Question

A tank with rectangular base and rectangular sides open at top is to be contrasted so that its depth is 2m and volume is $8{m^3}$. If building a tank costs R.s. 70 per square metre for the base and R.s. 45 per square metre for sides, what is the cost of the least expensive tank?

Answer 1

Hint: Here we will proceed by calculating volume of tank and area of base. Then we will find the area of sides and use differentiation to find the length of sides. Hence we will find the least cost of a tank.

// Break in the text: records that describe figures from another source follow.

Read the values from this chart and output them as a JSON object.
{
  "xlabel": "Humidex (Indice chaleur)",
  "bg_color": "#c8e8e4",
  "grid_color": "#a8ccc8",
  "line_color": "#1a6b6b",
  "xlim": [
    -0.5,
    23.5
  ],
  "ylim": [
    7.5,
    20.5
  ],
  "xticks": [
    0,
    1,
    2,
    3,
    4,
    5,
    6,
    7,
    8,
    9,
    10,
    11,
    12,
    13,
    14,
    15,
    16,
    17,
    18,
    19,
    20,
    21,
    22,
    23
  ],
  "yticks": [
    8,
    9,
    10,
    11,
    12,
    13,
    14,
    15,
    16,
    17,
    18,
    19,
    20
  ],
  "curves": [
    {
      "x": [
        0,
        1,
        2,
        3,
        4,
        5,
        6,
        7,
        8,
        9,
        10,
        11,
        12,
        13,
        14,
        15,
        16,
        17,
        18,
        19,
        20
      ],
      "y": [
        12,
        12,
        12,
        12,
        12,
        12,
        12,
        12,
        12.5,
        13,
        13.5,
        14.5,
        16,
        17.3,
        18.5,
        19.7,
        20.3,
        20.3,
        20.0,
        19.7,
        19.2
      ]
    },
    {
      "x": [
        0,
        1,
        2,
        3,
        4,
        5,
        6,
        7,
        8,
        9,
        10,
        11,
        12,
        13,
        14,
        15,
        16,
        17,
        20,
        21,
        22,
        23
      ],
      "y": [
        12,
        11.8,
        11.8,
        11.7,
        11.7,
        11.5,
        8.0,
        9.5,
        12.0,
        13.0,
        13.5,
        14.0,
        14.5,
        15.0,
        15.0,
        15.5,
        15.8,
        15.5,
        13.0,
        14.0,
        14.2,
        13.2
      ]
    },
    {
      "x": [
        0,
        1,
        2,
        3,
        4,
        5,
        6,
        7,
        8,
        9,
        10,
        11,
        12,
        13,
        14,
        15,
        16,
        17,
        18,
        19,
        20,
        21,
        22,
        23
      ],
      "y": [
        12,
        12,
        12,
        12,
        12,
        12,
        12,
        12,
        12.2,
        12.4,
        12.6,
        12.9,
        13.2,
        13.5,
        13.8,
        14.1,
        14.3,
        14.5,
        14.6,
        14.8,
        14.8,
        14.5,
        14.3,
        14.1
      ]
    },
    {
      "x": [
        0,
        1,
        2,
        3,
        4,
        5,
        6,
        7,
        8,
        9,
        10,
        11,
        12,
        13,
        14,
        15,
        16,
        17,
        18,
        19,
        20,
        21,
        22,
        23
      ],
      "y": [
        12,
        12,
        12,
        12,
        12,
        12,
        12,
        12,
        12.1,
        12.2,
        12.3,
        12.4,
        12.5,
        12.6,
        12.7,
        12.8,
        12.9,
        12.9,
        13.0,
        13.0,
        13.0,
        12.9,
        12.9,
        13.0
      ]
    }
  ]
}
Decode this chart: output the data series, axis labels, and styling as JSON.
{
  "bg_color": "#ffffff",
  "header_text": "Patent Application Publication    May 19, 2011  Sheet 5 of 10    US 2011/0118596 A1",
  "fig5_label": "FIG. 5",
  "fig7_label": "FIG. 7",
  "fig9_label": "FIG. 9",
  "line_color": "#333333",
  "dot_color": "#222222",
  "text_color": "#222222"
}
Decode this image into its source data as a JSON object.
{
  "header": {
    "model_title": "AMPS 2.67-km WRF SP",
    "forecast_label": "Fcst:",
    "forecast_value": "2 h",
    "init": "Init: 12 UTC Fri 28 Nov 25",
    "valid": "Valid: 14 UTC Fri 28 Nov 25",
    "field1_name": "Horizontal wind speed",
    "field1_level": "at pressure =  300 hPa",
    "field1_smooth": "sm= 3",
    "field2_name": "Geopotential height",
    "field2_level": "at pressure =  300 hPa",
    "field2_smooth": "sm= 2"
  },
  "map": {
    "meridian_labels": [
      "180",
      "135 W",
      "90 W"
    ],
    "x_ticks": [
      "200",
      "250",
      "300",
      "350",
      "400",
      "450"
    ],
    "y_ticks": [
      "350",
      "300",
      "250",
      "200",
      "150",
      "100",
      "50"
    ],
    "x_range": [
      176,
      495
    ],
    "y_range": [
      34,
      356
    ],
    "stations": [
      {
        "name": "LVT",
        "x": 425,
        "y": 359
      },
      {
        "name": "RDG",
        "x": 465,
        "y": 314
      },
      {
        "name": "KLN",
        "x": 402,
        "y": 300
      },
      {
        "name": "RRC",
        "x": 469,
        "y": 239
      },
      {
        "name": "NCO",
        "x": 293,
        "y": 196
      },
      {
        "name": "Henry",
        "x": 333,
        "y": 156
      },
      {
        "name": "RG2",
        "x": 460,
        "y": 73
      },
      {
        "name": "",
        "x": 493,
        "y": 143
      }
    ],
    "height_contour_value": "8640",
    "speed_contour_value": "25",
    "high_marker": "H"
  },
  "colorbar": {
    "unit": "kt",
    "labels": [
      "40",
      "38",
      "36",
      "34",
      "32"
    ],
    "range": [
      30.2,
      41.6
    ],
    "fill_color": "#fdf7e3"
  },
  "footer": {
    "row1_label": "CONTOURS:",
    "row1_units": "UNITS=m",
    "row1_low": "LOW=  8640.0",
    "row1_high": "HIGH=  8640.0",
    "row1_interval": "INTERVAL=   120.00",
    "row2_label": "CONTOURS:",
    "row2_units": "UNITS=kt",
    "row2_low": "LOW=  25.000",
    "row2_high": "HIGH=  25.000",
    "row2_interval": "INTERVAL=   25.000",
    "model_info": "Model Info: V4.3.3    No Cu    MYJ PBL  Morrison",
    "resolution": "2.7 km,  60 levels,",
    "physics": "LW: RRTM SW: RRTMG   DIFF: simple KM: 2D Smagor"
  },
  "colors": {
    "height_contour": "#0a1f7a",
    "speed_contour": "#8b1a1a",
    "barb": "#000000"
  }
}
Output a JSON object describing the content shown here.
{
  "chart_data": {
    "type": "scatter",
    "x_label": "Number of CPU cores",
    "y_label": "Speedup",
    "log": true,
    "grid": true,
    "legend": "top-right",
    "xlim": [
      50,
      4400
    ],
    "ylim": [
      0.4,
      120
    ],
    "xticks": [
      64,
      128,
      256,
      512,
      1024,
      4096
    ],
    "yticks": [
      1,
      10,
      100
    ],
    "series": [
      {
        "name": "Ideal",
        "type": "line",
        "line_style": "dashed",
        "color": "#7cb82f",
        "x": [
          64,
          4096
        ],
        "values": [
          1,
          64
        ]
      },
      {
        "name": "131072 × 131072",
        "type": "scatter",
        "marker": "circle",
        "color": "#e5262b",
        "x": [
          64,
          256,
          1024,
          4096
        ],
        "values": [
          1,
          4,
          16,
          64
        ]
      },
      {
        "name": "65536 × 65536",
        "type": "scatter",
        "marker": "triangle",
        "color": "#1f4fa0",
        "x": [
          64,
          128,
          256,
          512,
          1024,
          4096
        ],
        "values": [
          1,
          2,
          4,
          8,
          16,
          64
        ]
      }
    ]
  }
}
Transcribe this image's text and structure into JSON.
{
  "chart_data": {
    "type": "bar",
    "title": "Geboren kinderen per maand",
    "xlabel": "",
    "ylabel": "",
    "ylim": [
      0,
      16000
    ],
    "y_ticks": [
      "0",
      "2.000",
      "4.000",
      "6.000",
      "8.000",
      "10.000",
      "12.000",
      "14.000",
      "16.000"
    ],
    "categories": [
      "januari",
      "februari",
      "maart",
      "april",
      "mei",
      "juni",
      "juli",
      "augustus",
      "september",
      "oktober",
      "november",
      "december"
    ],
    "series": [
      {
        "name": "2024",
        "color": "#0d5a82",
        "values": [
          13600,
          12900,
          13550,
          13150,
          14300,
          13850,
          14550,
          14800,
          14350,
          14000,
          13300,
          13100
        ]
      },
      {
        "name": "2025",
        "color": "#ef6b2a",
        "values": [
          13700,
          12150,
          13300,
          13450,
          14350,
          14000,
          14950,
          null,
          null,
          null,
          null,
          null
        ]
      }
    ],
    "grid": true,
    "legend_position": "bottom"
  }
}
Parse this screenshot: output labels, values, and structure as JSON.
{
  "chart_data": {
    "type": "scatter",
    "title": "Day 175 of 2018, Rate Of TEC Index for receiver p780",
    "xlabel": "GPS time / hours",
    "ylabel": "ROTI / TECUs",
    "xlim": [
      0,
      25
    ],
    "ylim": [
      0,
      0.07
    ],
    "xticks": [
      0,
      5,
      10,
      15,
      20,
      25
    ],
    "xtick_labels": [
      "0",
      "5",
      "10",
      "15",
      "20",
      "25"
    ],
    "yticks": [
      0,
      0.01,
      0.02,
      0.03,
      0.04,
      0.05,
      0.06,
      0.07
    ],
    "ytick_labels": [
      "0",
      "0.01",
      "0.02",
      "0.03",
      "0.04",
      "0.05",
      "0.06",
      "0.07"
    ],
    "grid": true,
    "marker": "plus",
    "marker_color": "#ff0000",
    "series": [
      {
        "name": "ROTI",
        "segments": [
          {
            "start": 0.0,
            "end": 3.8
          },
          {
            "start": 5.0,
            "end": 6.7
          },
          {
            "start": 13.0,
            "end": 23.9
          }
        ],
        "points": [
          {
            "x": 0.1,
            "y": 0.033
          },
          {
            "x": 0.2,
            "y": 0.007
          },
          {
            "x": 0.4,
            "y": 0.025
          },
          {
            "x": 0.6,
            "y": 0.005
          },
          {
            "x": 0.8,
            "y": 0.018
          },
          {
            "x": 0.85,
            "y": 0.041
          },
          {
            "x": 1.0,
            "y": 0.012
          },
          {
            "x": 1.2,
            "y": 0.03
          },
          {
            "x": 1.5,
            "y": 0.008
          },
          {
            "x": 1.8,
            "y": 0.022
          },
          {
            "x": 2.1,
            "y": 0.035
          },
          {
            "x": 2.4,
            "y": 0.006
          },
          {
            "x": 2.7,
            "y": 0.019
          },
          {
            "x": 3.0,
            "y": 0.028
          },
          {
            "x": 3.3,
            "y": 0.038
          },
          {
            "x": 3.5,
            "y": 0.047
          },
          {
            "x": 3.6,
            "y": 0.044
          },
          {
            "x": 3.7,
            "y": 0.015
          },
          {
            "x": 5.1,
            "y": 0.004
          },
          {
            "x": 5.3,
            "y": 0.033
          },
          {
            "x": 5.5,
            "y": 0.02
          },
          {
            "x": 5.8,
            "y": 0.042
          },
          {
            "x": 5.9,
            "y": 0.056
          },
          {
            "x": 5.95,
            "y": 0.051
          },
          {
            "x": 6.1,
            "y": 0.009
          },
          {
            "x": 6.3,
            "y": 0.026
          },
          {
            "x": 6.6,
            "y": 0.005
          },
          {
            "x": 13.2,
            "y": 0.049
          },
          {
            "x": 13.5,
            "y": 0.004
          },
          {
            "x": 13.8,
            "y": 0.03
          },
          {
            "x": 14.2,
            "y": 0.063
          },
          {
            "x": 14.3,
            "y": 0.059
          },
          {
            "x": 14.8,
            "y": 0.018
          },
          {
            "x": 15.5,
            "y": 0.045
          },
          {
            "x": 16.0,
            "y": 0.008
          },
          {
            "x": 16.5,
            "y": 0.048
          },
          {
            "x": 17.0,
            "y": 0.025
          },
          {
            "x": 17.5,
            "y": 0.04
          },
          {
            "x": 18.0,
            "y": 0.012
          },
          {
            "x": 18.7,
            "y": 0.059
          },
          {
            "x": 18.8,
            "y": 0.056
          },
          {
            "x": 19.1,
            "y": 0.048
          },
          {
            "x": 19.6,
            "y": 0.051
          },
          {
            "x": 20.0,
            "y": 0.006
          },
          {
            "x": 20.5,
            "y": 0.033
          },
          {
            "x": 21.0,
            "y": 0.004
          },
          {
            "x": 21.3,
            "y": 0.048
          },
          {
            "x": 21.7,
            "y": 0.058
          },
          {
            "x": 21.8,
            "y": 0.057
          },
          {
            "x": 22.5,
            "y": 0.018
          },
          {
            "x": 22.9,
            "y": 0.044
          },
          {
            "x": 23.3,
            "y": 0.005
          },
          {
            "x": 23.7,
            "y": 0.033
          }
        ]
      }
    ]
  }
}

Complete step-by-step answer:

Firstly, given that the depth of the tank is 2m and the volume of the tank is $8{m^3}$.
Now x be the length and y be the breadth of tank.
Also we know that,
$ \Rightarrow $ Volume of tank = $l \times b \times h$
$ \Rightarrow 8 = 2 \times x \times y$
Or $4 = xy$
Or $y = \dfrac{4}{x}$
Also we are given that cost of building the tank R.s. 70 per square metre for base.
Volume of rectangular base = $l \times b$
Area of rectangular base = $xy$
Cost of rectangular base = $70\left( {xy} \right)$
Also we are given that cost is R.s. 45 per square metre for rectangular sides.
Area of rectangular sides = $2\left( {lh + hb} \right)$
$ = 2\left( {2x + 2y} \right)$
$ = 4\left( {x + y} \right)$
Cost of making rectangular sides = $45\left[ {4\left( {x + y} \right)} \right] = 180\left( {x + y} \right)$
Now we assume C as the total cost of tank
$ \Rightarrow $ C(x) = cost of rectangular base + cost of rectangular sides
$ \Rightarrow $ C(x) = 70(x y) +180(x + y)
Or $70\left( 4 \right) + 180\left( {x + \dfrac{4}{x}} \right)$
Or $280 + 180\left( {x + \dfrac{4}{x}} \right)$ [ from equation 1, $y = \dfrac{4}{x}$ ]
Or $280 + 180\left( {x + 4{x^{ - 1}}} \right)$
Now we need to minimize the cost of tank
We have to find $C'\left( x \right)$
Using $C'\left( x \right) = 280 + 180\left( {x + 4{x^{ - 1}}} \right)$
$ \Rightarrow $We will now differentiate w.r.t. x
$ \Rightarrow C'\left( x \right) = \dfrac{{d\left( {280 + 180\left( {x + 4{x^{ - 1}}} \right)} \right)}}{{dx}}$
Or $C'\left( x \right) = 0 + 180\left( {1 + \left( { - 1} \right)4{x^{ - 1 - 1}}} \right)$
 Or $C'\left( x \right) = 180\left( {1 - \dfrac{4}{{{x^2}}}} \right)$
Putting $C'\left( x \right) = 0$
$ \Rightarrow 180\left( {1 - \dfrac{4}{{{x^2}}}} \right) = 0$
Or $\left( {1 - \dfrac{4}{{{x^2}}}} \right) = 0$
Or $\dfrac{{\left( {{x^2} - 4} \right)}}{{{x^2}}} = 0$
Or $\left( {x - 2} \right)\left( {x + 2} \right) = 0$
So, x=2 or x=-2
We will take the length of the side as positive because length cannot be negative.
$ \Rightarrow $ Finding $C''\left( x \right)$
$ \Rightarrow C'\left( x \right) = 180\left( {1 - 4{x^{ - 2}}} \right)$
Differentiating w.r.t. x
$ \Rightarrow C''\left( x \right) = \dfrac{{d\left( {180\left( {1 - 4{x^{ - 2}}} \right)} \right)}}{{dx}}$
Or $180\dfrac{{d\left( {1 - 4{x^{ - 2}}} \right)}}{{dx}}$
Or $180\left( {8{x^{ - 3}}} \right)$
Or $\dfrac{{1440}}{{{x^3}}}$
Putting x=2,
$C''(2) = \dfrac{{1440}}{{{{\left( 2 \right)}^3}}}$ >0
$ \Rightarrow $ x=2 is point of minima
$ \Rightarrow $$C'\left( x \right)$ is least at x=2
Thus,
Least cost of construction
$C'\left( x \right) = 280 + 180\left( {2 + \dfrac{4}{2}} \right)$
= $280 + 180\left( {2 + 2} \right)$
= 280 + 720
= 1000
Hence, the least cost of construction is R.s. 1000.

Note: In this type of question, one can get confused to find the cost of a tank. So we must concentrate that cost should include both the cost of base and cost of sides. Also we should take the length as positive not negative. Hence we will get the desired result.